All the talk is of Fannie and Freddie, and their implications on the US financial sector as a whole.  As their share prices plunge, it left me wondering again... should these Government Sponsored Companies even be publicly traded anyways?  It is evident that the government would have to step in a prevent a bankruptcy at one of these entities, should it happen.  Canada's model of a government run agency appears to be a better model.

FNM and FRE with market caps of $15 and $6.6 billion respectively, have $831.2 and $644.7 billion in debt outstanding.  So needless to say, the equity portions of these companies are relatively unimportant.  Below is the chart of the yield spread between a Fannie 9 year bond and treasuries.  We are seeing credit spreads hit all time highs on the AAA rated "safe as government" bonds.

Weekly Jobless Claims were much lower than expected @ 346k, while continuing claims remained high @ 3202k.  This data looks pretty good, but it is a weekly number that has been trending the wrong way lately.

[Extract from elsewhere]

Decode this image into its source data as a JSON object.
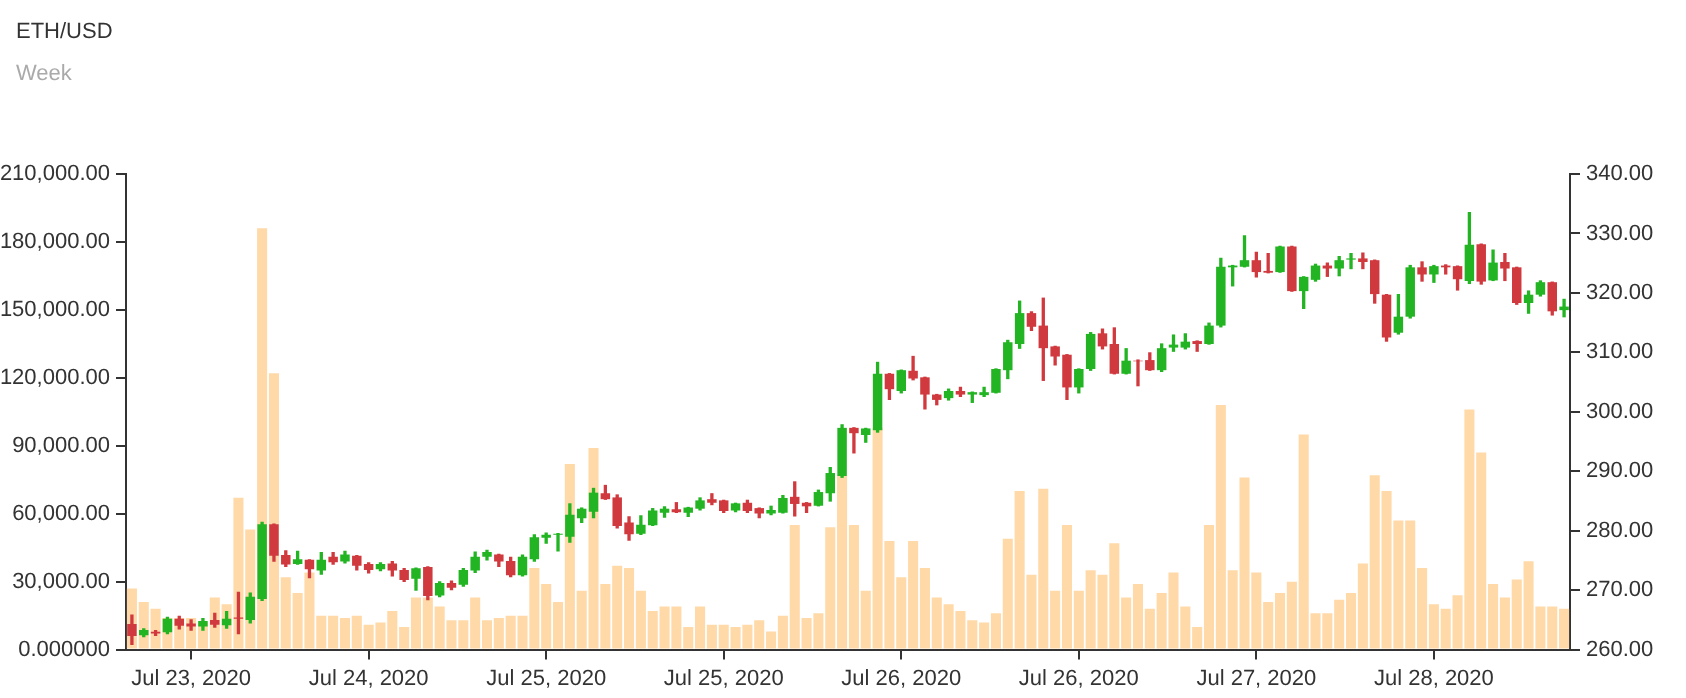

 All this pessimism, particularly the housing mess in the US is starting to make the US 2 year bonds look attractive at 2.40% (and to a lesser extent, in Canada @ 3.15%).  While the yield is not a lot to speak of, if the market gives up its bets that the Fed will hike rates, we could see some declines in the two year yield.  While down from a month ago, the market is still anticipating rate hikes by the end of the year, with virtually NO chance of rates being cut again.  We think the downside economy pressures will increase while inflationary pressures recede.  The jobs numbers and consumer spending data just doesn't support an inflationary backdrop, even though Oil and Food prices remain high.